IN51A-1784
Natural Language Processing and Machine Learning (NLP/ML): Applying Advances in Biomedicine to the Earth Sciences

Friday, 18 December 2015
Poster Hall (Moscone South)
Ruth Duerr1, Skatje Myers2, Martha Palmer3, Chris J Jenkins4, Anne Thessen1 and James Martin2, (1)Ronin Institute for Independent Scholarship, Westminster, CO, United States, (2)University of Colorado at Boulder, Computer Science, Boulder, CO, United States, (3)University of Colorado at Boulder, Linguistics, Boulder, CO, United States, (4)Organization Not Listed, Washington, DC, United States
Abstract:
Semantics underlie many of the tools and services available from and on the web. From improving search results to enabling data mashups and other forms of interoperability, semantic technologies have proven themselves. But creating semantic resources, especially re-usable semantic resources, is extremely time consuming and labor intensive. Why? Because it is not just a matter of technology but also of obtaining rough consensus if not full agreement amongst community members on the meaning and order of things.

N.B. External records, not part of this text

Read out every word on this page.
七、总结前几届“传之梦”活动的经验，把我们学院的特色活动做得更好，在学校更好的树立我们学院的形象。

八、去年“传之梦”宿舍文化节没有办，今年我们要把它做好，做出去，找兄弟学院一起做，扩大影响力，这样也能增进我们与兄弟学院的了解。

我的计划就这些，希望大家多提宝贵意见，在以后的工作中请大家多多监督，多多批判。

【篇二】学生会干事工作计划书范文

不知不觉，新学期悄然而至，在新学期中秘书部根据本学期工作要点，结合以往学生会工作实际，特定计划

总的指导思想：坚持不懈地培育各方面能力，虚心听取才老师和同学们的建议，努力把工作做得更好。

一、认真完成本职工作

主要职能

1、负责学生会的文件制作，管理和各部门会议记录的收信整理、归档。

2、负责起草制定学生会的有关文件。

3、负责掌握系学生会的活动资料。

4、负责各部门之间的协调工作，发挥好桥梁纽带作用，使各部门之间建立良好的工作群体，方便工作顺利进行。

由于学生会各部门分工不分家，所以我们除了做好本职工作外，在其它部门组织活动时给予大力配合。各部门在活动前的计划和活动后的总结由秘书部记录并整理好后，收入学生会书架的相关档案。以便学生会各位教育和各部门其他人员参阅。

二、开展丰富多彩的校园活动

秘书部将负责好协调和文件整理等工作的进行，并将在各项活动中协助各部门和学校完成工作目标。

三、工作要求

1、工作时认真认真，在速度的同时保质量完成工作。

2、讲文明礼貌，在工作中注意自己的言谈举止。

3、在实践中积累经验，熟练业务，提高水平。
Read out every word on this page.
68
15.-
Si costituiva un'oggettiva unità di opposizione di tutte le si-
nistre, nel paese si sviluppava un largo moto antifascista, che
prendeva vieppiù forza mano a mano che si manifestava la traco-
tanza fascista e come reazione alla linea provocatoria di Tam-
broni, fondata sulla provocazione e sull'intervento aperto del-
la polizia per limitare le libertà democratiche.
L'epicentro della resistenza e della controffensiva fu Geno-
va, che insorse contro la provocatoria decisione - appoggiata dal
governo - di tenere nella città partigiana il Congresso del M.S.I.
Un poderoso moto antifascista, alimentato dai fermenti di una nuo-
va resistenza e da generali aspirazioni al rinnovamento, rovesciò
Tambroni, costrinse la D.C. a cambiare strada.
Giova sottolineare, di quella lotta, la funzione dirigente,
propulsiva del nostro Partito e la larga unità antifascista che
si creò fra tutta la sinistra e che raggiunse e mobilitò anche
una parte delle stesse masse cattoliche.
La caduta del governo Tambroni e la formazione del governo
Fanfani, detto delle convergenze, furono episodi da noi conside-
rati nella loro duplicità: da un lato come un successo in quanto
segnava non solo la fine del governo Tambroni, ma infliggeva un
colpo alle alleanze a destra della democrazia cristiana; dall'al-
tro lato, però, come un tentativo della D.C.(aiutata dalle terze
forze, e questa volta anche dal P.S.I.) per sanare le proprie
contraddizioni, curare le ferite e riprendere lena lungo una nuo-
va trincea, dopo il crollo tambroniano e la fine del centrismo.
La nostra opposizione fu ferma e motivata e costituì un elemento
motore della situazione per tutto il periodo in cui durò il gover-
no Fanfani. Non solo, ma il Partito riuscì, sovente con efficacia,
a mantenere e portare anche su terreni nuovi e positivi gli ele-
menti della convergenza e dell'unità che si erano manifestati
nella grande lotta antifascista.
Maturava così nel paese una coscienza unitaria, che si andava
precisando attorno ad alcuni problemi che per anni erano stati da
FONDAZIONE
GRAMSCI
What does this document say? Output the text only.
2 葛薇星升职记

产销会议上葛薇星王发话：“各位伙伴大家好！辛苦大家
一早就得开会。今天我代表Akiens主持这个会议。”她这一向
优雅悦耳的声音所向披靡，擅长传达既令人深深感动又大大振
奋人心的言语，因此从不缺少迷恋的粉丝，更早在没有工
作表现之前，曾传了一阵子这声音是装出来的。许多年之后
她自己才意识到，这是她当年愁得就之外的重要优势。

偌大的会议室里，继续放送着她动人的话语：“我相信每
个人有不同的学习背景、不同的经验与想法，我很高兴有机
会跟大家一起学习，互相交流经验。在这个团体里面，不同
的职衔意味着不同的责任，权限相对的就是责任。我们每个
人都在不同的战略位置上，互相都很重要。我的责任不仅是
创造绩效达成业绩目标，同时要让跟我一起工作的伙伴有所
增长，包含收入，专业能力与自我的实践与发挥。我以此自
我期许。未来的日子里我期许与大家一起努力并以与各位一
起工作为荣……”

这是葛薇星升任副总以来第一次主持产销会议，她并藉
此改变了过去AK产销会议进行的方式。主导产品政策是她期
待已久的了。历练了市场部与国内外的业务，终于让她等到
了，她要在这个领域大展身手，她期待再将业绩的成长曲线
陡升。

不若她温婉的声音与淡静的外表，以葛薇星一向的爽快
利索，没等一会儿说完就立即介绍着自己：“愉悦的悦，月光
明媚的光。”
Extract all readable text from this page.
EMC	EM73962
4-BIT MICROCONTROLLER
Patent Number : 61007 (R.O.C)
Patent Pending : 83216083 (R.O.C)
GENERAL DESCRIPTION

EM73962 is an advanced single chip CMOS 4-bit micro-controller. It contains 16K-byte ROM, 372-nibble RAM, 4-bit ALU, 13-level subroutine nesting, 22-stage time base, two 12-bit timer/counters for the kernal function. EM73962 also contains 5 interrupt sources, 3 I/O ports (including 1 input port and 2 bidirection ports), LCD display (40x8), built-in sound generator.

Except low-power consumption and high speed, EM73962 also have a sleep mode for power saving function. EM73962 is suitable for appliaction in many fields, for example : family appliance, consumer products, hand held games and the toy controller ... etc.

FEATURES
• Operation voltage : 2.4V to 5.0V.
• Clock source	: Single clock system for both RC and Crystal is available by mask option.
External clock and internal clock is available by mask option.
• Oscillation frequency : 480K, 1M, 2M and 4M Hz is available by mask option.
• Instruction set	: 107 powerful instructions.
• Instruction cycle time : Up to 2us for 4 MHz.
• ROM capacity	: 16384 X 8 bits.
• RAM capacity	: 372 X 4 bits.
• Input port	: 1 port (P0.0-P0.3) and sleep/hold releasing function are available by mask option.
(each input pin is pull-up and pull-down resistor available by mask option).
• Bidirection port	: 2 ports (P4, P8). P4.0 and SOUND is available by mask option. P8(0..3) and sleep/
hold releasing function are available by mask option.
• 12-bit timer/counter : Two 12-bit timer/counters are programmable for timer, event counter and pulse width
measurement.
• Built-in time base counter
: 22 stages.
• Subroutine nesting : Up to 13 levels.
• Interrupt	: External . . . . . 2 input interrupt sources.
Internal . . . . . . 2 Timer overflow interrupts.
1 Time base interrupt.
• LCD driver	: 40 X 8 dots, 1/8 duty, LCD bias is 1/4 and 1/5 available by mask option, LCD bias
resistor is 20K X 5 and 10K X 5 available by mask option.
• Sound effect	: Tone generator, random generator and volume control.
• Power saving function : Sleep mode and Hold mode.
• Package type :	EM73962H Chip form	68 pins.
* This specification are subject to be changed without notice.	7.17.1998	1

One way to develop these resources in a more automated way would be to use NLP/ML techniques to extract the required resources from large corpora of subject-specific text such as peer-reviewed papers where presumably a rough consensus has been achieved at least about the basics of the particular discipline involved. While not generally applied to Earth Sciences, considerable resources have been spent in other fields such as medicine on these types of techniques with some success. The NSF-funded ClearEarth project is applying the techniques developed for biomedicine to the cryosphere, geology, and biology in order to spur faster development of the semantic resources needed in these fields. The first area being addressed by the project is the cryosphere, specifically sea ice nomenclature where an existing set of sea ice ontologies are being used as the “Gold Standard” against which to test and validate the NLP/ML techniques. The processes being used, lessons learned and early results will be described.